Only solving, never reviewingYou forget 80% of what you solved within a week.Redo problems. The review phase is non-negotiable.
Starting with DP and graphsThese are hard. Starting with them kills motivation.Follow the topic priority order. Build confidence with Tier 1 first.

The Week Before Your Interview

The final 7 days are not for learning new material. They are for consolidation and confidence.

DayActivity
7 days outFinal mock interview. Identify last weak spots.
6 days outSolve 3-4 problems from your weak areas.
5 days outReview your tracking sheet. Redo 3-4 "Redo" problems.
4 days outSolve 2-3 company-tagged problems.
3 days outReview your pattern cheat sheet (one sentence per pattern).
2 days outLight practice: 1-2 easy problems to stay sharp.
1 day outNo coding. Rest. Review your notes if you want, but do not stress-solve.

Interview Questions

Q1: You have exactly 6 weeks to prepare and can dedicate 2 hours per day. How would you allocate your time across topics?

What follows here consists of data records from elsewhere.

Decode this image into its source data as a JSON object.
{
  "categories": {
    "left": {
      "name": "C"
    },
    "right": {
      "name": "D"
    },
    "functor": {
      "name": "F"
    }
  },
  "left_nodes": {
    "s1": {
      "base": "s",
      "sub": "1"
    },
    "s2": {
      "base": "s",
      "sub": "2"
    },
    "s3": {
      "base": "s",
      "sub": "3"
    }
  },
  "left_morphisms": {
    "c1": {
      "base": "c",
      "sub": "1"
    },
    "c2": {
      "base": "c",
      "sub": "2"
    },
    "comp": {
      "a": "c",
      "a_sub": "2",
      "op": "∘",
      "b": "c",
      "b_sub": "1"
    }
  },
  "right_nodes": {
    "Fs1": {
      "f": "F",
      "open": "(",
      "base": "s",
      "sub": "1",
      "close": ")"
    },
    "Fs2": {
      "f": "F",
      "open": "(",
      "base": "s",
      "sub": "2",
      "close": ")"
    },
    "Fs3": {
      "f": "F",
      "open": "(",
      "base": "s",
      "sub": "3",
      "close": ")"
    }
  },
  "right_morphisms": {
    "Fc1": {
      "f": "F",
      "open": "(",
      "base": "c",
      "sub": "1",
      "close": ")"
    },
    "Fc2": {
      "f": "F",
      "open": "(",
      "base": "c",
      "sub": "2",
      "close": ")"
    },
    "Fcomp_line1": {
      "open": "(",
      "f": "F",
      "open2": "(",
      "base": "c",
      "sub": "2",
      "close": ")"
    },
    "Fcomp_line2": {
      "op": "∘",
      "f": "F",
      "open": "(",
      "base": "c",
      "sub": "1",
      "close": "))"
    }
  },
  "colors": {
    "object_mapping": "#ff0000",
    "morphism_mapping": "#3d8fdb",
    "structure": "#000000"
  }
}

Weeks 1-2 on Tier 1 topics (arrays, hashing, two pointers, sliding window, binary search) with 3 problems per day. Weeks 3-4 on Tier 2 topics (trees, graphs, heaps, stacks, 1D DP) with 2-3 problems per day. Week 5 on Tier 3 topics (2D DP, backtracking, tries) and mixed practice. Week 6 on mock interviews and company-tagged problems. This gives roughly 120 problems with emphasis on the highest-frequency patterns.

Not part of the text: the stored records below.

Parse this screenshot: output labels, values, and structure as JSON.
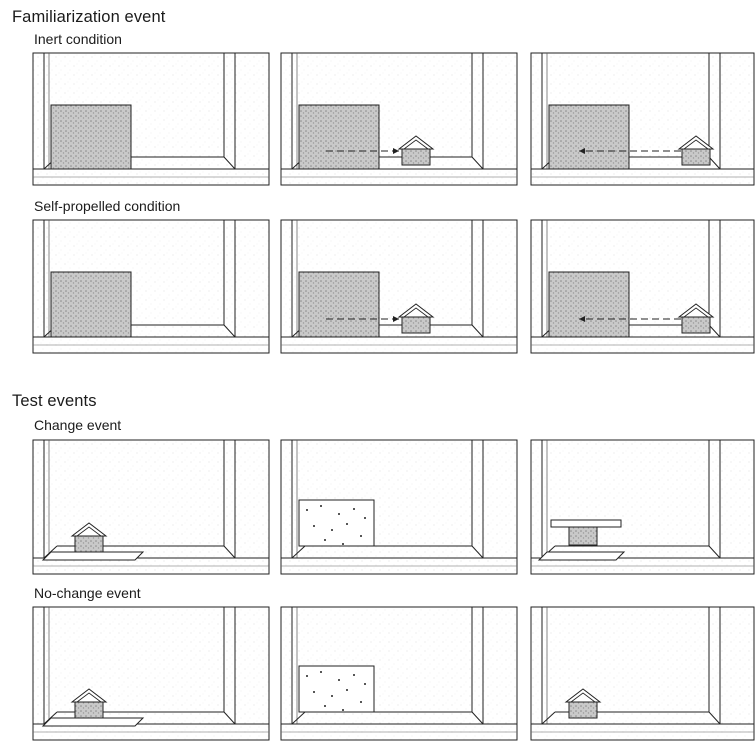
{
  "sections": [
    {
      "title": "Familiarization event",
      "rows": [
        {
          "label": "Inert condition"
        },
        {
          "label": "Self-propelled condition"
        }
      ]
    },
    {
      "title": "Test events",
      "rows": [
        {
          "label": "Change event"
        },
        {
          "label": "No-change event"
        }
      ]
    }
  ],
  "colors": {
    "line": "#222222",
    "stipple": "#9a9a9a",
    "background": "#ffffff"
  }
}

Q2: How do you decide whether to keep practicing a topic or move on?

Move on when you can: explain the pattern in one sentence, identify it from a problem description, solve a medium in under 30 minutes, and handle variations. If you fail any of those criteria, do 2-3 more problems on that topic. Do not aim for perfection. Covering more patterns has higher return than mastering one.

Q3: What is more valuable, solving 300 easy problems or 100 problems across all difficulties?

100 problems across all difficulties. Easy problems rarely appear in interviews, and they do not build the reasoning skills needed for mediums and hards. Use easys (2-3 per topic) to understand the basic pattern, then move to mediums. Hards are important for top-tier companies but should make up only 10-15% of your practice.

Summary

  • Choose your timeline based on starting point and available hours: 1 month (3-4 hrs/day), 2 months (2-3 hrs/day), or 3 months (1.5-2 hrs/day).
  • Prioritize by interview frequency. Tier 1 and Tier 2 topics cover 80% of interview questions. Do not touch Tier 4 until Tiers 1-2 are solid.
  • Follow the daily routine: warm-up, study, solve (with the 20-minute rule), review, reflect. The review phase is where patterns stick.
  • Use the "move on" criteria: explain, identify, solve a medium in 30 minutes, handle variations. Do not over-invest in any single topic.
  • Start mock interviews after covering Tier 1 and Tier 2. Schedule at least 4-6 mocks before real interviews.
  • Track every problem you solve. The "Redo" column and weekly review sessions are what make the difference between studying and actually improving.
  • The week before the interview: consolidate, do not cram. Rest the day before.

This plan is a starting point. Adjust it as you discover your specific weaknesses. The goal is not to follow a rigid schedule. The goal is to make consistent, measurable progress every week until interview day.